Best Historical Mystery: The Second Murderer: a Philip Marlowe Novel by Denise Mina 

Best-selling Scottish crime novelist Denise Mina is likely best known for her award-winning series featuring Glasgow journalist Paddy Meehan. And rightly so. It's a great series, and Mina has demonstrated herself time and again to be one hell of a writer.

Mina has also demonstrated her unwillingness to be boxed in as a writer of just one kind of fiction. In addition to her novels, she's penned a number of plays–including a radio play broadcast on BBC Radio 3 in 2009–and several comic books for DC Comics' Vertigo imprint.

So of course it ought to come as no surprise that she is game for taking a whack at writing a novel continuing one of the most successful PI novel series of all time: Raymond Chandler's iconic Philip Marlowe series.
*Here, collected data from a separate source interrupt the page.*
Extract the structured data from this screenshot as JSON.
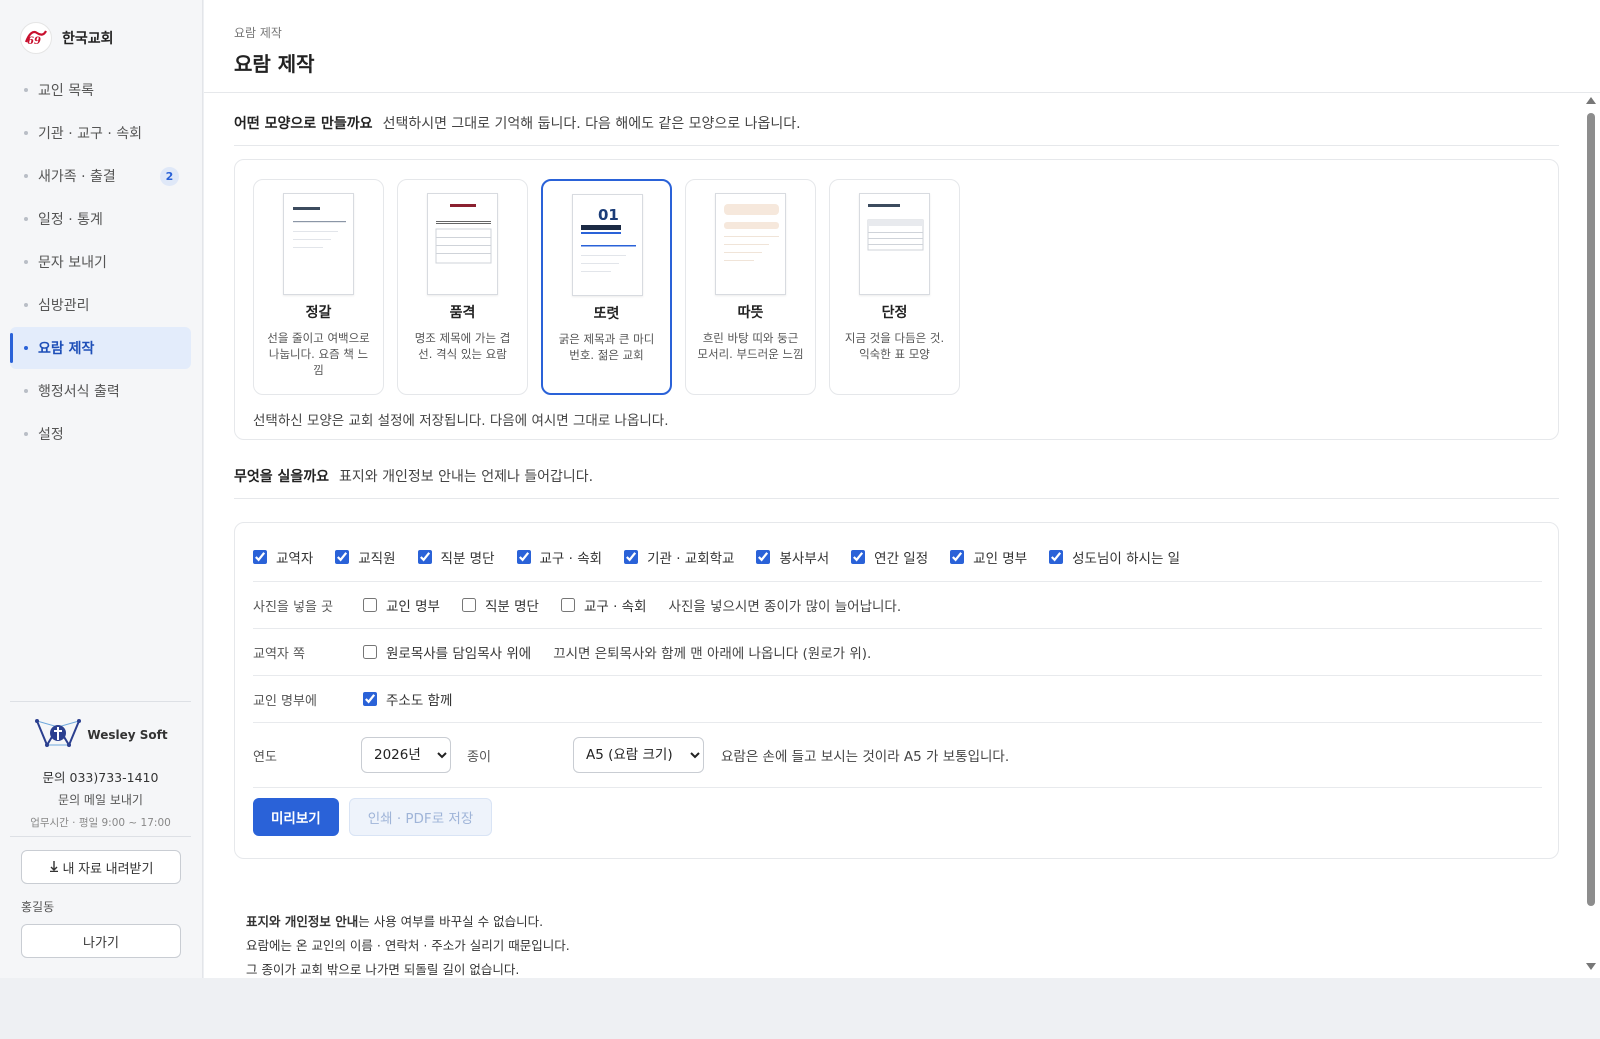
{
  "brand": {
    "name": "한국교회",
    "logo_text": "69"
  },
  "nav": {
    "items": [
      {
        "label": "교인 목록"
      },
      {
        "label": "기관 · 교구 · 속회"
      },
      {
        "label": "새가족 · 출결",
        "badge": "2"
      },
      {
        "label": "일정 · 통계"
      },
      {
        "label": "문자 보내기"
      },
      {
        "label": "심방관리"
      },
      {
        "label": "요람 제작",
        "active": true
      },
      {
        "label": "행정서식 출력"
      },
      {
        "label": "설정"
      }
    ]
  },
  "company": {
    "name": "Wesley Soft",
    "phone": "문의 033)733-1410",
    "mail_link": "문의 메일 보내기",
    "hours": "업무시간 · 평일 9:00 ~ 17:00"
  },
  "sidebar_bottom": {
    "download_label": "내 자료 내려받기",
    "user_name": "홍길동",
    "logout_label": "나가기"
  },
  "header": {
    "breadcrumb": "요람 제작",
    "title": "요람 제작"
  },
  "style_section": {
    "title": "어떤 모양으로 만들까요",
    "subtitle": "선택하시면 그대로 기억해 둡니다. 다음 해에도 같은 모양으로 나옵니다.",
    "cards": [
      {
        "title": "정갈",
        "desc": "선을 줄이고 여백으로 나눕니다. 요즘 책 느낌"
      },
      {
        "title": "품격",
        "desc": "명조 제목에 가는 겹선. 격식 있는 요람"
      },
      {
        "title": "또렷",
        "desc": "굵은 제목과 큰 마디 번호. 젊은 교회",
        "thumb_number": "01",
        "selected": true
      },
      {
        "title": "따뜻",
        "desc": "흐린 바탕 띠와 둥근 모서리. 부드러운 느낌"
      },
      {
        "title": "단정",
        "desc": "지금 것을 다듬은 것. 익숙한 표 모양"
      }
    ],
    "note": "선택하신 모양은 교회 설정에 저장됩니다. 다음에 여시면 그대로 나옵니다."
  },
  "content_section": {
    "title": "무엇을 실을까요",
    "subtitle": "표지와 개인정보 안내는 언제나 들어갑니다.",
    "include_items": [
      {
        "label": "교역자",
        "checked": true
      },
      {
        "label": "교직원",
        "checked": true
      },
      {
        "label": "직분 명단",
        "checked": true
      },
      {
        "label": "교구 · 속회",
        "checked": true
      },
      {
        "label": "기관 · 교회학교",
        "checked": true
      },
      {
        "label": "봉사부서",
        "checked": true
      },
      {
        "label": "연간 일정",
        "checked": true
      },
      {
        "label": "교인 명부",
        "checked": true
      },
      {
        "label": "성도님이 하시는 일",
        "checked": true
      }
    ],
    "photo": {
      "label": "사진을 넣을 곳",
      "items": [
        {
          "label": "교인 명부",
          "checked": false
        },
        {
          "label": "직분 명단",
          "checked": false
        },
        {
          "label": "교구 · 속회",
          "checked": false
        }
      ],
      "hint": "사진을 넣으시면 종이가 많이 늘어납니다."
    },
    "clergy": {
      "label": "교역자 쪽",
      "option": "원로목사를 담임목사 위에",
      "checked": false,
      "hint": "끄시면 은퇴목사와 함께 맨 아래에 나옵니다 (원로가 위)."
    },
    "directory": {
      "label": "교인 명부에",
      "option": "주소도 함께",
      "checked": true
    },
    "year": {
      "label": "연도",
      "value": "2026년"
    },
    "paper": {
      "label": "종이",
      "value": "A5 (요람 크기)",
      "hint": "요람은 손에 들고 보시는 것이라 A5 가 보통입니다."
    },
    "preview_label": "미리보기",
    "print_label": "인쇄 · PDF로 저장"
  },
  "notice": {
    "line1_bold": "표지와 개인정보 안내",
    "line1_rest": "는 사용 여부를 바꾸실 수 없습니다.",
    "line2": "요람에는 온 교인의 이름 · 연락처 · 주소가 실리기 때문입니다.",
    "line3": "그 종이가 교회 밖으로 나가면 되돌릴 길이 없습니다."
  },
  "colors": {
    "accent": "#2a62d8",
    "active_bg": "#e3ecfb",
    "sidebar_bg": "#f5f6f8"
  }
}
I read this novel (released this year, 2023), in addition to the others commissioned in turn by the Chandler estate. I reviewed Mina's work here (and the work of the likes of Robert B. Parker, Benjamin Black and Lawrence Osborne in their takes on Chandler's "tarnished knight errant" here.).

To be brief: The Second Murderer is, for me, the best of the lot, hands down.

But don't just take my word for it: read it for yourself. You'll be glad you did!

And this concludes my oddly specific unspecific, completely random listing of books I enjoyed the Hell out of this year. 

Next time around it will be 2024, and we'll have all new things to talk about.

Until then, Happy Holidays, and Safe Travels for those of you traveling during this holiday season!

See you in two weeks!


  1. I'm definitely going to have to read French's Journal. I love diaries - so informative on so many levels. Happy Solstice, all!

    1. Eve- French also actually called John Quincy Adams one of the most “evil” men he had met (shortly before JQA’s own death in the 1840s). Really juicy stuff!